Below are the available bulk discount rates for each individual item when you purchase a certain amount
- Buy 30 or above and pay only $18.50 each
25 plants per unit
Prunus virginiana, or Choke cherry, is usually found in thickets along roadsides, in ravines, or along the edge of woodlands. It is more common in Central and Western Kansas, but it is planted throughout the state. It reaches a mature height of 6 to 10 feet. Sprouts from spreading root systems form extensive thickets. It grows at about 12 to 18 inches per year.
Leaves, Stems and Fruit
Leaves are alternate, 2 to 4 inches long, oval or widest toward the outer end, with abruptly pointed tip, tapered or rounded base and finely toothed margins. Usually has 2 prominent glands on the petiole near the blade. In May, white flowers in dense clusters are borne at the ends of young, leafy branches. The flowers develop into four to six-inch clusters of round-ish fruits which are approximately 3/8 inch wide and black or reddish when ripe. The bark of young shrubs have prominent, horizontal lenticels.

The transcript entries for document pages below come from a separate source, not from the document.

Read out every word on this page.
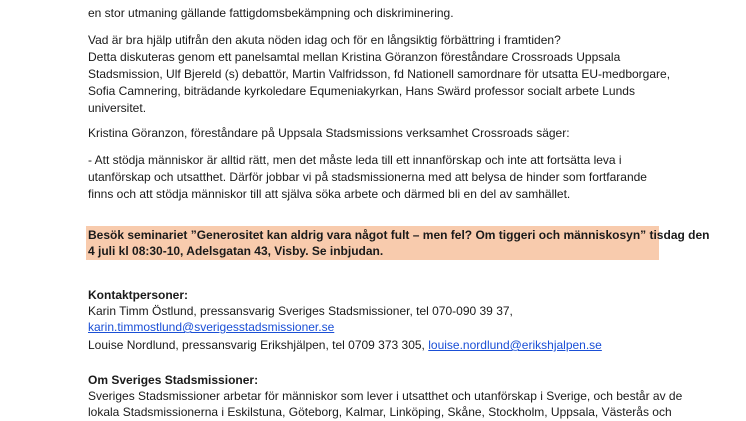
en stor utmaning gällande fattigdomsbekämpning och diskriminering.
Vad är bra hjälp utifrån den akuta nöden idag och för en långsiktig förbättring i framtiden?
Detta diskuteras genom ett panelsamtal mellan Kristina Göranzon föreståndare Crossroads Uppsala
Stadsmission, Ulf Bjereld (s) debattör, Martin Valfridsson, fd Nationell samordnare för utsatta EU-medborgare,
Sofia Camnering, biträdande kyrkoledare Equmeniakyrkan, Hans Swärd professor socialt arbete Lunds
universitet.
Kristina Göranzon, föreståndare på Uppsala Stadsmissions verksamhet Crossroads säger:
- Att stödja människor är alltid rätt, men det måste leda till ett innanförskap och inte att fortsätta leva i
utanförskap och utsatthet. Därför jobbar vi på stadsmissionerna med att belysa de hinder som fortfarande
finns och att stödja människor till att själva söka arbete och därmed bli en del av samhället.
Besök seminariet ”Generositet kan aldrig vara något fult – men fel? Om tiggeri och människosyn” tisdag den
4 juli kl 08:30-10, Adelsgatan 43, Visby. Se inbjudan.
Kontaktpersoner:
Karin Timm Östlund, pressansvarig Sveriges Stadsmissioner, tel 070-090 39 37,
karin.timmostlund@sverigesstadsmissioner.se
Louise Nordlund, pressansvarig Erikshjälpen, tel 0709 373 305, louise.nordlund@erikshjalpen.se
Om Sveriges Stadsmissioner:
Sveriges Stadsmissioner arbetar för människor som lever i utsatthet och utanförskap i Sverige, och består av de
lokala Stadsmissionerna i Eskilstuna, Göteborg, Kalmar, Linköping, Skåne, Stockholm, Uppsala, Västerås och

Wildlife Habitat - Choke cherry is very popular for use in establishing wildlife habitat. It provides food and cover for songbird nesting, bird loafing and roosting, and animal loafing and bedding. It is relished by a great number of wildlife species.
Windbreaks - Choke cherry may be used as the outside row of windbreaks. Its dense growth is ideal for reducing the wind velocity near the ground. White flowers make it attractive in the spring. Some people find its thicket forming habit objectionable in windbreaks.
Water Erosion Control - Development of suckers from the root system makes it effective in stabilizing stream banks and gullies.
Human Food - The fruit is used for making jam and jelly.
Adaptation and Soil
Choke cherry has adapted statewide and to a wide range of soils, but grows best on deep, moist soils. It is very drought tolerant.
Choke cherries are usually spaced 4 to 6 feet apart.
One-year-old, bare-root seedlings, 12 to 18 inches tall are used in conservation plantings. Control of weed and grass competition is important for good survival and growth.
Black knot, a disease, can be a problem. A disease known as "Disease X" is becoming a serious pest on Choke cherry. Currently it’s not widely spread, but it does appear to be spreading.